The decision two weeks ago to empty and close the tank was made after the Haifa municipality went to court to ask that the tank be closed down, after publication of a report in which experts detailed the dangers of the ammonia tank in the bay area.

The report’s lead author, Prof. Ehud Keinan, warned last month at a press conference that the tank could fall apart at any moment. “If the tank comes apart, we are talking about 16,000 people dead. If we’re talking about a hit to the ammonia ship – many more,” he said.

The director of the NGO Citizens for the Environment, attorney Jameela Hardal Wakim, who spearheaded efforts to shut down the ammonia tank, said the April 1 closure was reasonable. “The question is who is now going to ensure implementation, especially because the factory continues to fight and publish false claims together with the Industrialists Association.”

Haifa Chemicals said it was studying the court’s ruling.

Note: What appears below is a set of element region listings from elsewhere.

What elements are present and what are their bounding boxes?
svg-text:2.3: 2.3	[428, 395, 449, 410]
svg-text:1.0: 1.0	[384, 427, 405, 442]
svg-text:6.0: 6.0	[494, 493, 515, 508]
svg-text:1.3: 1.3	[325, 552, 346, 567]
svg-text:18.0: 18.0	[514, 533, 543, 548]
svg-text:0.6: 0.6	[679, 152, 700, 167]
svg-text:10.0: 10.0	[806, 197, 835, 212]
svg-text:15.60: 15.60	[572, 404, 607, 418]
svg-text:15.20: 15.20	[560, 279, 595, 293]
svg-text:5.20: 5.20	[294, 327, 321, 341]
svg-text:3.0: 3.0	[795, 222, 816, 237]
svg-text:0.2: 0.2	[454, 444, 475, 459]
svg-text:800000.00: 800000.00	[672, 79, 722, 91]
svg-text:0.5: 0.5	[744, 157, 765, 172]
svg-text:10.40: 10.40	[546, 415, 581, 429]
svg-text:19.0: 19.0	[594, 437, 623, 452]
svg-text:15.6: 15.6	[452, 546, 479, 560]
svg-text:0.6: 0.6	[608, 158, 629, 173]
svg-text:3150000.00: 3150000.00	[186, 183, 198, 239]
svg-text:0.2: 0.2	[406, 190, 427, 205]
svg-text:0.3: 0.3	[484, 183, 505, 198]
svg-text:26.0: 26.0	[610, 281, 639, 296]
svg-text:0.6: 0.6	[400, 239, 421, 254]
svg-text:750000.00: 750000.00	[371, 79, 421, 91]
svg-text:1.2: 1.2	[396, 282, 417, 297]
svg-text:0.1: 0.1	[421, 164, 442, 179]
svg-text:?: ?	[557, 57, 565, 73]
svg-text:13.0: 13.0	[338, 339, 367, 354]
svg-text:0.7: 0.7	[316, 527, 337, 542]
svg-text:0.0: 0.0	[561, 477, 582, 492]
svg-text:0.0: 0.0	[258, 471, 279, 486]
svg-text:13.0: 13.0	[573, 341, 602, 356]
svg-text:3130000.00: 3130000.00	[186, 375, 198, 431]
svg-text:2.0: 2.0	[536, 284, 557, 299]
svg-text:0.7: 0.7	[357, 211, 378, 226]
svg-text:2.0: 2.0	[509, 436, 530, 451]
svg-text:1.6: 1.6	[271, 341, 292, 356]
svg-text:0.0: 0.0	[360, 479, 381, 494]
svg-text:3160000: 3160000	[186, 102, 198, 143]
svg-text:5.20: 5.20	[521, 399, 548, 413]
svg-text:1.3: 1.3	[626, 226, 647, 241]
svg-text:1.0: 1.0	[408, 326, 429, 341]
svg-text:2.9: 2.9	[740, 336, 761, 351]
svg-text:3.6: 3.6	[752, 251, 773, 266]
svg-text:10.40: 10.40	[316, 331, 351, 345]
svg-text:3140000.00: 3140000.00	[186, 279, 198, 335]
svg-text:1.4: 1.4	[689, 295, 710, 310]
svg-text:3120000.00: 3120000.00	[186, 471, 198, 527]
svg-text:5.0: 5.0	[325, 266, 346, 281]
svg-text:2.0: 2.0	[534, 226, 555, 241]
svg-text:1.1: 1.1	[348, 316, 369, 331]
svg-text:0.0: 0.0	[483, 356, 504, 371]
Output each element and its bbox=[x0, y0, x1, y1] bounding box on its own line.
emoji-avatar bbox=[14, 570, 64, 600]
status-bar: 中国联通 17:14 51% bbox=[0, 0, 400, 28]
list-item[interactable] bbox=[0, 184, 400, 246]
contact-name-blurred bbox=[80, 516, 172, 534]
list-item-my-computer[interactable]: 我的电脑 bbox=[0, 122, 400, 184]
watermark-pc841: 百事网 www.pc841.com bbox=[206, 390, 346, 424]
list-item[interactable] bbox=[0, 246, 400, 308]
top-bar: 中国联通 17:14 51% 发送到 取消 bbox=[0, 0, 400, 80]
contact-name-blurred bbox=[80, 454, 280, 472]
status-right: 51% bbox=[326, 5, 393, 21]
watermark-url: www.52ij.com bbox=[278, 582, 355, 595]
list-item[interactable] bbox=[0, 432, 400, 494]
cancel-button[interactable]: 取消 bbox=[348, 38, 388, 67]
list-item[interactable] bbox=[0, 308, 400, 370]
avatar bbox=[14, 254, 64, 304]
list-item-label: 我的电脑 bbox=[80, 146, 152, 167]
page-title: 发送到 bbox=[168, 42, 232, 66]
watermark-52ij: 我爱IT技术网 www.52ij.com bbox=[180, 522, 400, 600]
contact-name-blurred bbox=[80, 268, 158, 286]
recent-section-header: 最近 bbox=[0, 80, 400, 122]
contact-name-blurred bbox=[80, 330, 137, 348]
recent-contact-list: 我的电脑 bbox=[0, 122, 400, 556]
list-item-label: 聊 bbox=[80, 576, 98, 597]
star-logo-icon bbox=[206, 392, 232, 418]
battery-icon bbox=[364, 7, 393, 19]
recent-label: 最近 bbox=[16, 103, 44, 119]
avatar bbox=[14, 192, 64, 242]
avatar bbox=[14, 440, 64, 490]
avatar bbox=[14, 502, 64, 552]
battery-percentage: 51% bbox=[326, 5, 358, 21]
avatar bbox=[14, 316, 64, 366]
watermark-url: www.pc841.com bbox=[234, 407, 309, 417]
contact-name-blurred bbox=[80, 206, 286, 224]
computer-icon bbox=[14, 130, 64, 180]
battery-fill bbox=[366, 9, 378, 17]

The Environmental Protection Ministry’s decision not to renew the toxin permit could be changed by decisions of the ministerial committee that deals with regulatory issues, headed by the prime minister, although no ministry has asked the committee to discuss the matter.

A number of alternatives to the Haifa Bay ammonia tank have been suggested, including building a smaller tank in Ashkelon. However, on Wednesday the region’s municipal association for the environment announced it opposed such a move.

Zafrir Rinat contributed to this report.